Successful people also operate from a strong core. It’s their values that give them an advantage. If you have not identified your Top 5 Core Values now’s the time! Navigating change with your values in mind is that much easier!
7. Lean into Your Strengths
If you are like most people, your legs are much stronger than your arms. If you try to rely on your arms too much when climbing, you’ll be one weary climber!
With that in mind, it makes sense to rely more on your strengths than your weaknesses as you attempt to make changes in your life. What are your strengths?
My Favorite Strengths Book – buy it new so that you get the code for the assessment!
8. Learn to Relax
When tense, you bend your arms and grip harder, taxing your body and using unnecessary energy.
A more relaxed climber relies more on their legs, allowing their arms to remain straighter and tension-free, conserving energy.
Tense, stressed, or anxious? Those are change inhibitors. attempting to make changes from that place is twice as hard! Perhaps, focusing on a change that would enable you to relax a little more might be a great place to start. There may be more than one change that needs to happen to enable you to regularly relax, but remember one change at a time!
9. Keep Your Body Close
When climbing, it’s best to keep your body close to the wall or the rock with your weight on your feet. This frees up your arms to help you climb.
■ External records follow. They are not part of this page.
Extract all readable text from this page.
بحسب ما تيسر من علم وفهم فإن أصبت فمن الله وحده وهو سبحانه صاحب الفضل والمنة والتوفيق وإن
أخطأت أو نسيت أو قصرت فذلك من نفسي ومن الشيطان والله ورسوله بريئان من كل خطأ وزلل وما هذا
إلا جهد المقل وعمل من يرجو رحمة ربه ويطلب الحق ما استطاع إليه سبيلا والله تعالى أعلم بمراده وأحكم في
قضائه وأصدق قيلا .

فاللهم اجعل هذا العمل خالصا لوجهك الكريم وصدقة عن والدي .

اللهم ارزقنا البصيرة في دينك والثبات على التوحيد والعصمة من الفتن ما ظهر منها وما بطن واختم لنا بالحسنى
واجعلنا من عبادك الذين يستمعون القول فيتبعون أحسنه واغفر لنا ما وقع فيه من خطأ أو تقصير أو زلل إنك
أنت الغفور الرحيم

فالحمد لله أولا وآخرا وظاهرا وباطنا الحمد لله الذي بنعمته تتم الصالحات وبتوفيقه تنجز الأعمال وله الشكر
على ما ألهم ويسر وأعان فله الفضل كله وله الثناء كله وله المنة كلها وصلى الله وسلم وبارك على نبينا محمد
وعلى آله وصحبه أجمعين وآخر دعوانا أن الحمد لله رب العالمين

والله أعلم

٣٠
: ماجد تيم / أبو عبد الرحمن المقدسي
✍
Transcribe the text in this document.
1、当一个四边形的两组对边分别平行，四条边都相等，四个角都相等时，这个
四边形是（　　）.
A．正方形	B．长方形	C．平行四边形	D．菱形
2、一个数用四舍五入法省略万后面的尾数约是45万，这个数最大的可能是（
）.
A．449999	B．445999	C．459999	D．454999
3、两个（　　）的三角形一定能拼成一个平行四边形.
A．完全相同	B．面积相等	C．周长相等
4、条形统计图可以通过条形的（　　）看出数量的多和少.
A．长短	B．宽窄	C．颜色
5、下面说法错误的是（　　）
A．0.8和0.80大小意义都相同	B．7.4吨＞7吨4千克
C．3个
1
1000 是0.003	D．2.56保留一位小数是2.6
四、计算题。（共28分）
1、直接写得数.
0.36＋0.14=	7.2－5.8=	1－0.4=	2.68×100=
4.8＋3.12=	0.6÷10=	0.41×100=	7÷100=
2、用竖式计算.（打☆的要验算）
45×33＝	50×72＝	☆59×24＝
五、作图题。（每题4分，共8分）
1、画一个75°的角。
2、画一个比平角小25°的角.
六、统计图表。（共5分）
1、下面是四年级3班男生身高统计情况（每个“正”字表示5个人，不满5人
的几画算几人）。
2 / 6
Remaining close to The Rock when making changes – that’s essential too! Lean into God and trust Him to help you!
Trust in the LORD always, for the LORD GOD is the eternal Rock. Isaiah 26:4 (NLT)
10. Hire a Guide
Many rock-climbing newbies work with a qualified guide in the beginning.
Ready to climb the mountain of change personally and/or professionally? Hire a coach! Just like a newbie climber, you don’t know what you don’t know. With a coach, the process is quicker and painful pitfalls are avoided. Plus, you aren’t navigating the unknown alone.
What’s been most challenging for you when navigating change?